Consider the function :

3x^3 - 2x^2 - 4x + 1

Find the average slope of this function on the interval. By the Mean Value Theorem, we know there exists a "c" in the open interval (-2,3) such that f'(c) is equal to this mean slope. Find the two values of "c" in the interval which work.

The average is 15, i know that's right.
f(b) - f(a)
b - a

not sure how to get the second part of the question tho.

You just need to calculate the derivative of the function.
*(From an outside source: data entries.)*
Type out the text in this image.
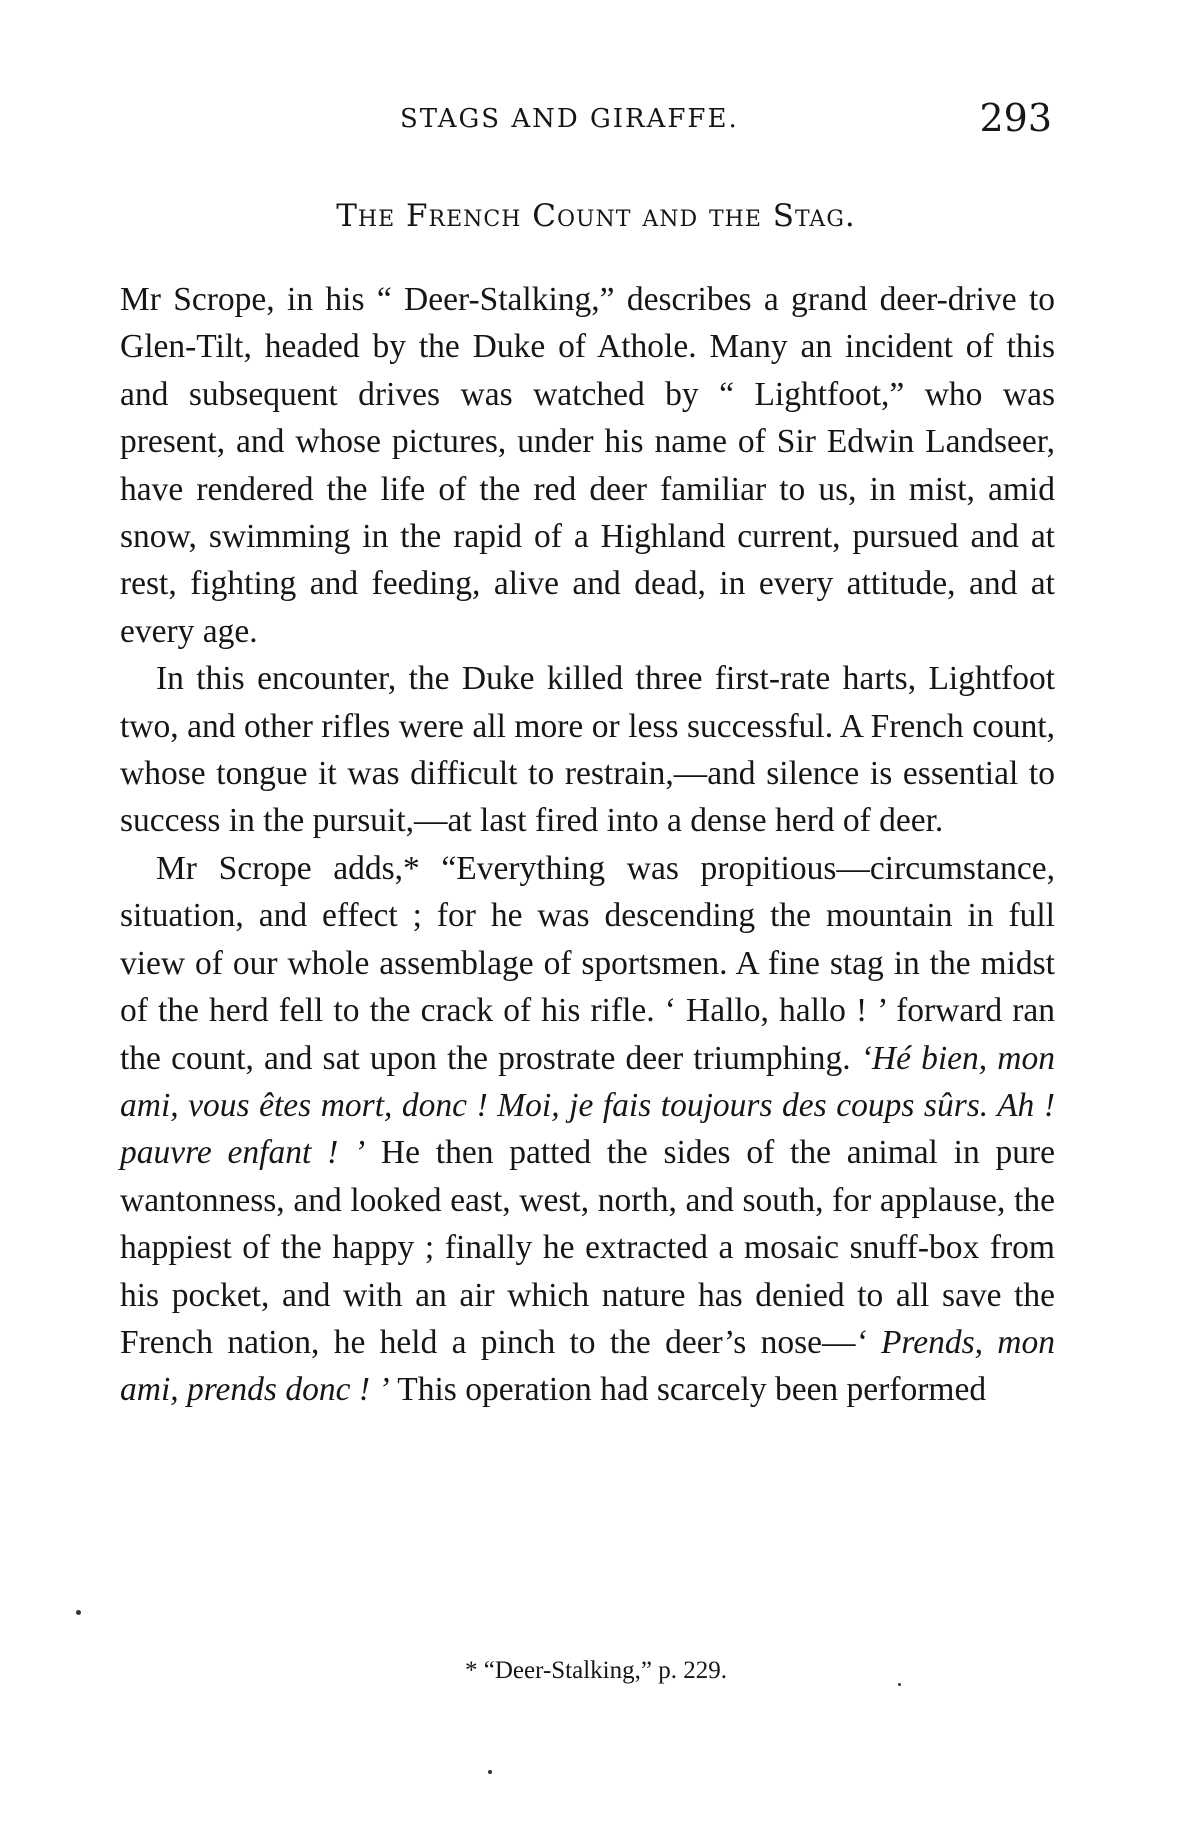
STAGS AND GIRAFFE.	293
The French Count and the Stag.

Mr Scrope, in his “ Deer-Stalking,” describes a grand deer-drive to Glen-Tilt, headed by the Duke of Athole. Many an incident of this and subsequent drives was watched by “ Lightfoot,” who was present, and whose pictures, under his name of Sir Edwin Landseer, have rendered the life of the red deer familiar to us, in mist, amid snow, swimming in the rapid of a Highland current, pursued and at rest, fighting and feeding, alive and dead, in every attitude, and at every age.

In this encounter, the Duke killed three first-rate harts, Lightfoot two, and other rifles were all more or less successful. A French count, whose tongue it was difficult to restrain,—and silence is essential to success in the pursuit,—at last fired into a dense herd of deer.

Mr Scrope adds,* “Everything was propitious—circumstance, situation, and effect ; for he was descending the mountain in full view of our whole assemblage of sportsmen. A fine stag in the midst of the herd fell to the crack of his rifle. ‘ Hallo, hallo ! ’ forward ran the count, and sat upon the prostrate deer triumphing. ‘Hé bien, mon ami, vous êtes mort, donc ! Moi, je fais toujours des coups sûrs. Ah ! pauvre enfant ! ’ He then patted the sides of the animal in pure wantonness, and looked east, west, north, and south, for applause, the happiest of the happy ; finally he extracted a mosaic snuff-box from his pocket, and with an air which nature has denied to all save the French nation, he held a pinch to the deer’s nose—‘ Prends, mon ami, prends donc ! ’ This operation had scarcely been performed

* “Deer-Stalking,” p. 229.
It is:

f'(x)= 6x^2 - 4x - 4

You then solve the equation

f'(c) = 15 --->

6c^2 - 4c - 4 = 15

wouldn't the derivative be:
f'(x)= 9x^2 - 4x - 4 ?

when i set that equal to 15, then i would get 7, and 19/3, both of which are not in the interval.

Yes, you are right!

Yes, you are right!

Let me see:

9x^2 - 4x - 4 = 15 -->

9x^2 - 4x - 19 = 0 --->

x = 4/18 +- 1/18*Sqrt[4^2 + 4*9*19]

So the solutions are x = 1.69 and
x = -1.247 which are inside the interval

Oh i c what i did wrong, i wasn't setting equation to zero. Thanks!
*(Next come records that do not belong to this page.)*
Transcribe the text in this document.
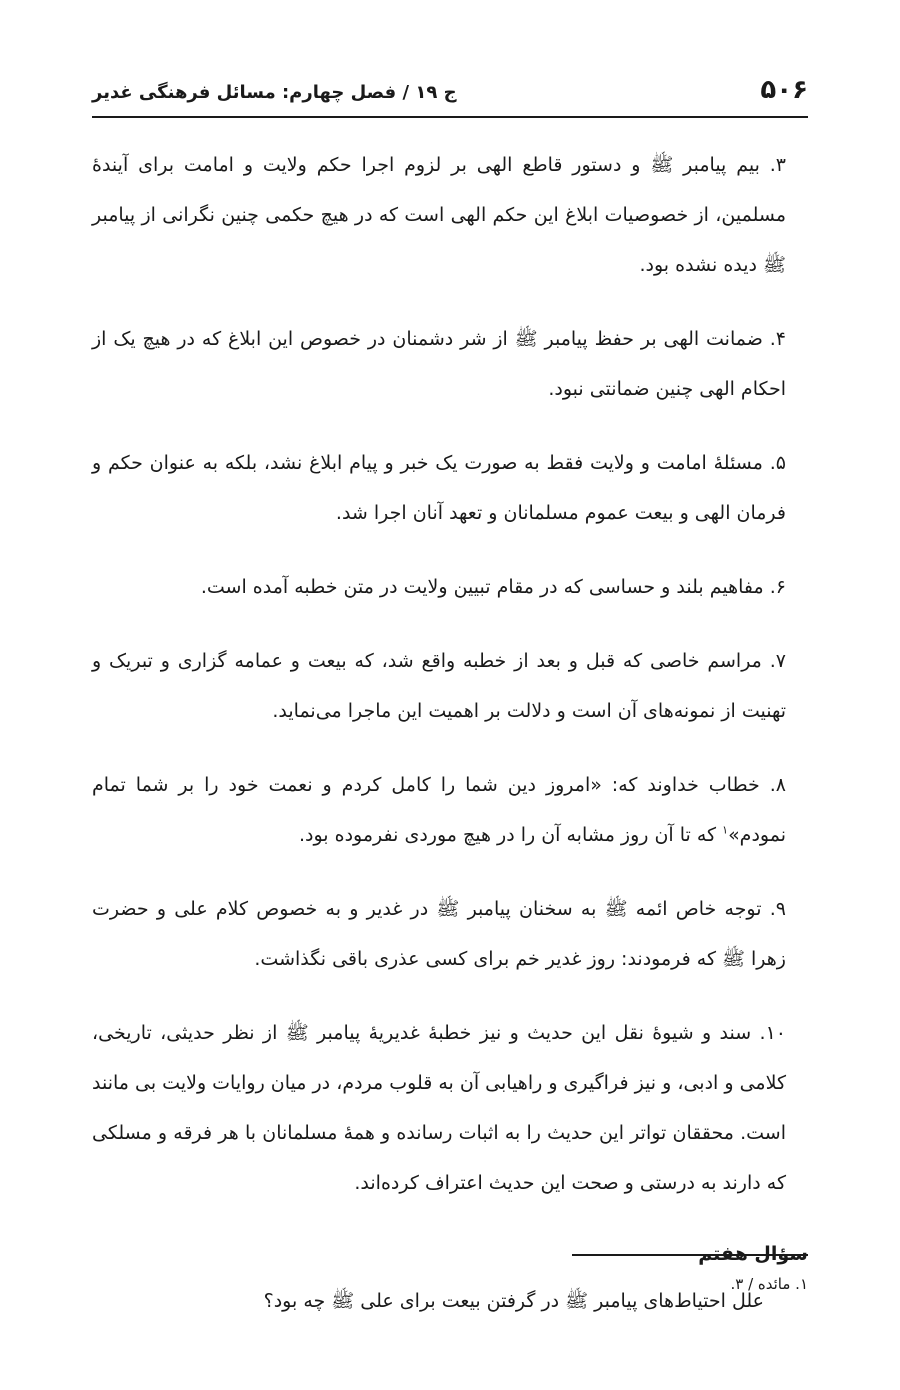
۵۰۶
ج ۱۹ / فصل چهارم: مسائل فرهنگی غدیر

۳. بیم پیامبر ﷺ و دستور قاطع الهی بر لزوم اجرا حکم ولایت و امامت برای آیندهٔ مسلمین، از خصوصیات ابلاغ این حکم الهی است که در هیچ حکمی چنین نگرانی از پیامبر ﷺ دیده نشده بود.

۴. ضمانت الهی بر حفظ پیامبر ﷺ از شر دشمنان در خصوص این ابلاغ که در هیچ یک از احکام الهی چنین ضمانتی نبود.

۵. مسئلهٔ امامت و ولایت فقط به صورت یک خبر و پیام ابلاغ نشد، بلکه به عنوان حکم و فرمان الهی و بیعت عموم مسلمانان و تعهد آنان اجرا شد.

۶. مفاهیم بلند و حساسی که در مقام تبیین ولایت در متن خطبه آمده است.

۷. مراسم خاصی که قبل و بعد از خطبه واقع شد، که بیعت و عمامه گزاری و تبریک و تهنیت از نمونه‌های آن است و دلالت بر اهمیت این ماجرا می‌نماید.

۸. خطاب خداوند که: «امروز دین شما را کامل کردم و نعمت خود را بر شما تمام نمودم»$^۱$ که تا آن روز مشابه آن را در هیچ موردی نفرموده بود.

۹. توجه خاص ائمه ﷺ به سخنان پیامبر ﷺ در غدیر و به خصوص کلام علی و حضرت زهرا ﷺ که فرمودند: روز غدیر خم برای کسی عذری باقی نگذاشت.

۱۰. سند و شیوهٔ نقل این حدیث و نیز خطبهٔ غدیریهٔ پیامبر ﷺ از نظر حدیثی، تاریخی، کلامی و ادبی، و نیز فراگیری و راهیابی آن به قلوب مردم، در میان روایات ولایت بی مانند است. محققان تواتر این حدیث را به اثبات رسانده و همهٔ مسلمانان با هر فرقه و مسلکی که دارند به درستی و صحت این حدیث اعتراف کرده‌اند.

سؤال هفتم

علل احتیاط‌های پیامبر ﷺ در گرفتن بیعت برای علی ﷺ چه بود؟

۱. مائده / ۳.
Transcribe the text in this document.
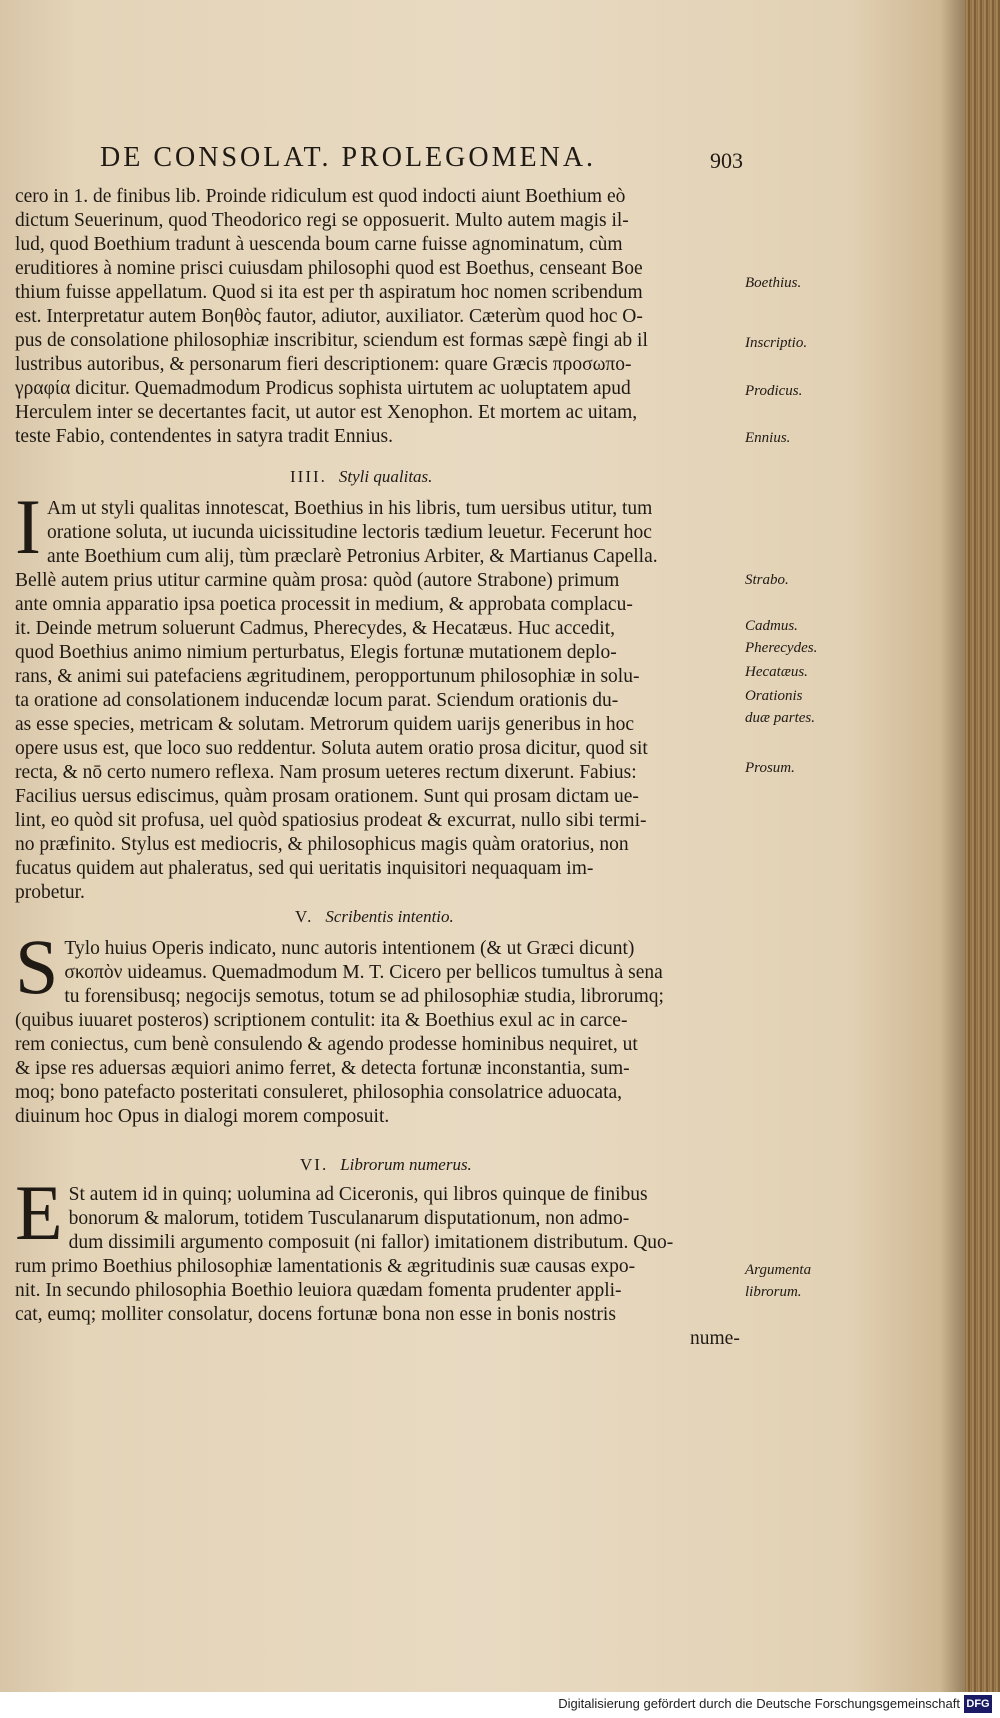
DE CONSOLAT. PROLEGOMENA.	903
cero in 1. de finibus lib. Proinde ridiculum est quod indocti aiunt Boethium eò
dictum Seuerinum, quod Theodorico regi se opposuerit. Multo autem magis il-
lud, quod Boethium tradunt à uescenda boum carne fuisse agnominatum, cùm
eruditiores à nomine prisci cuiusdam philosophi quod est Boethus, censeant Boe
thium fuisse appellatum. Quod si ita est per th aspiratum hoc nomen scribendum
est. Interpretatur autem Βοηθὸς fautor, adiutor, auxiliator. Cæterùm quod hoc O-
pus de consolatione philosophiæ inscribitur, sciendum est formas sæpè fingi ab il
lustribus autoribus, & personarum fieri descriptionem: quare Græcis προσωπο-
γραφία dicitur. Quemadmodum Prodicus sophista uirtutem ac uoluptatem apud
Herculem inter se decertantes facit, ut autor est Xenophon. Et mortem ac uitam,
teste Fabio, contendentes in satyra tradit Ennius.
IIII. Styli qualitas.
I Am ut styli qualitas innotescat, Boethius in his libris, tum uersibus utitur, tum
oratione soluta, ut iucunda uicissitudine lectoris tædium leuetur. Fecerunt hoc
ante Boethium cum alij, tùm præclarè Petronius Arbiter, & Martianus Capella.
Bellè autem prius utitur carmine quàm prosa: quòd (autore Strabone) primum
ante omnia apparatio ipsa poetica processit in medium, & approbata complacu-
it. Deinde metrum soluerunt Cadmus, Pherecydes, & Hecatæus. Huc accedit,
quod Boethius animo nimium perturbatus, Elegis fortunæ mutationem deplo-
rans, & animi sui patefaciens ægritudinem, peropportunum philosophiæ in solu-
ta oratione ad consolationem inducendæ locum parat. Sciendum orationis du-
as esse species, metricam & solutam. Metrorum quidem uarijs generibus in hoc
opere usus est, que loco suo reddentur. Soluta autem oratio prosa dicitur, quod sit
recta, & nō certo numero reflexa. Nam prosum ueteres rectum dixerunt. Fabius:
Facilius uersus ediscimus, quàm prosam orationem. Sunt qui prosam dictam ue-
lint, eo quòd sit profusa, uel quòd spatiosius prodeat & excurrat, nullo sibi termi-
no præfinito. Stylus est mediocris, & philosophicus magis quàm oratorius, non
fucatus quidem aut phaleratus, sed qui ueritatis inquisitori nequaquam im-
probetur.
V. Scribentis intentio.
S Tylo huius Operis indicato, nunc autoris intentionem (& ut Græci dicunt)
σκοπὸν uideamus. Quemadmodum M. T. Cicero per bellicos tumultus à sena
tu forensibusq; negocijs semotus, totum se ad philosophiæ studia, librorumq;
(quibus iuuaret posteros) scriptionem contulit: ita & Boethius exul ac in carce-
rem coniectus, cum benè consulendo & agendo prodesse hominibus nequiret, ut
& ipse res aduersas æquiori animo ferret, & detecta fortunæ inconstantia, sum-
moq; bono patefacto posteritati consuleret, philosophia consolatrice aduocata,
diuinum hoc Opus in dialogi morem composuit.
VI. Librorum numerus.
E St autem id in quinq; uolumina ad Ciceronis, qui libros quinque de finibus
bonorum & malorum, totidem Tusculanarum disputationum, non admo-
dum dissimili argumento composuit (ni fallor) imitationem distributum. Quo-
rum primo Boethius philosophiæ lamentationis & ægritudinis suæ causas expo-
nit. In secundo philosophia Boethio leuiora quædam fomenta prudenter appli-
cat, eumq; molliter consolatur, docens fortunæ bona non esse in bonis nostris
nume-
Boethius.
Inscriptio.
Prodicus.
Ennius.
Strabo.
Cadmus.
Pherecydes.
Hecatæus.
Orationis
duæ partes.
Prosum.
Argumenta
librorum.
Digitalisierung gefördert durch die Deutsche Forschungsgemeinschaft DFG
You're welcome! It's important to set the equation equal to zero when solving for the values of "c" using the mean value theorem. Remember, the mean slope is equal to the derivative of the function at a specific point, so setting the derivative equal to the mean slope will help you find the values of "c". If you have any more questions, feel free to ask!